Attaque à longue distance
Atteindre une cible avec son arc ou son arbalète est certes impressionnant, mais cela l’est encore plus à longue distance. Le tableau ci-dessous fournit une indication des malus selon la distance :
| < 20m Pas de malus | > 20m Malus de 1 | > 40 m Malus de 2 et -1 aux dégâts | > 70 m Malus de 3 et-2 aux dégâts | > 100-125 m Malus de 4 et-3 aux dégâts |
| La distance n’est pas le seul facteur à considérer. Si la cible est en mouvement, particulièrement petite ou partiellement abritée, cela complique davantage la tâche. |
Règles optionnelles de combat
Accélérer un combat
Dans les cas où le MJ souhaite mettre plus rapidement terme à un combat, il peut demander aux PJ s’ils acceptent d’accélérer les choses. Pour cela, on considère que tous les combattants commencent à être sérieusement épuisés. Ils obtiennent tous l’état ébranlé (plus de réflexes et -3 PA).
Attaque en surnombre
Lorsqu’un personnage est attaqué simultanément par plusieurs adversaires, le MJ peut utiliser la règle d’attaque en surnombre. Celle-ci a l’avantage d’accélérer la vitesse du combat au détriment de la défense de la personne désavantagée. Cette dernière subit un malus de 1 par attaquant pour utiliser ses réflexes (mais pas pour attaquer).

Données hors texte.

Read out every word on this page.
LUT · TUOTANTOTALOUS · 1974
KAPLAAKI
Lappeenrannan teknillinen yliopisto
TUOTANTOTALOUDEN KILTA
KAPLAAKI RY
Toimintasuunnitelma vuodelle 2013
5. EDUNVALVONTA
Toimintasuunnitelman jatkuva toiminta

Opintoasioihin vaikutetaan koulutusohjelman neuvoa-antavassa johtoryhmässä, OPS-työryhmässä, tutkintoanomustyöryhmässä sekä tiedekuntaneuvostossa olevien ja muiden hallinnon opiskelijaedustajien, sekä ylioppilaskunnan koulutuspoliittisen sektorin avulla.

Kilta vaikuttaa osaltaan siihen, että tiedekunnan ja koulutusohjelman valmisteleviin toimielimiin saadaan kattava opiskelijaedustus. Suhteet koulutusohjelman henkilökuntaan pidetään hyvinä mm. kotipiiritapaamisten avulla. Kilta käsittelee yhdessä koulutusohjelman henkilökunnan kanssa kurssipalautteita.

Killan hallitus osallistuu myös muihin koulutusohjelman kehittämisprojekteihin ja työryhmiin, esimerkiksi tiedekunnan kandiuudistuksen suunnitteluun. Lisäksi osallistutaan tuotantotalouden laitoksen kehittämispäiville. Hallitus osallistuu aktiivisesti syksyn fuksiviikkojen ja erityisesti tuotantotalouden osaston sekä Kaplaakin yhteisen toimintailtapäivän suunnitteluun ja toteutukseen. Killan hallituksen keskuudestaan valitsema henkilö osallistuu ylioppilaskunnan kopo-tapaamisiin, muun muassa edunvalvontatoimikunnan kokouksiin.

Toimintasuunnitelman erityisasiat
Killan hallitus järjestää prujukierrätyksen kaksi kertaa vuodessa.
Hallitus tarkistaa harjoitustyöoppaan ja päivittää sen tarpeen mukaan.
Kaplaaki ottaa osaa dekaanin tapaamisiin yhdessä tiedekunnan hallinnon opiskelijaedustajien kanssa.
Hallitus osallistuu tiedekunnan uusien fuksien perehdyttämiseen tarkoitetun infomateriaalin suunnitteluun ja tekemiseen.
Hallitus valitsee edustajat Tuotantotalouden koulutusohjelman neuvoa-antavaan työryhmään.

Le groupe attaquant effectue un seul lancer de dé, mais bénéficie d’un bonus de 1 pour toucher et aux dégâts par assaillant.
| Quatre loups attaquent Mingan qui chassait imprudemment un lapin. Le MJ considère les loups comme un groupe et applique la règle d’attaque en surnombre. Ces derniers attaquent avec un bonus de 4 et obtiennent un score final de 24. Mingan souhaite esquiver et obtient 26 ; à cause du malus de 4, cela ne suffit pas. Les loups se jettent sur l’aventurier et bénéficient de +4 aux dégâts. |
Etat de choc
Un personnage qui subit un grand nombre de points de dégâts en une seule attaque ou en un seul round, peut se voir imposé un test de Résistance (VAI). En cas d’échec, il obtient l’état ébranlé jusqu’à son prochain tour.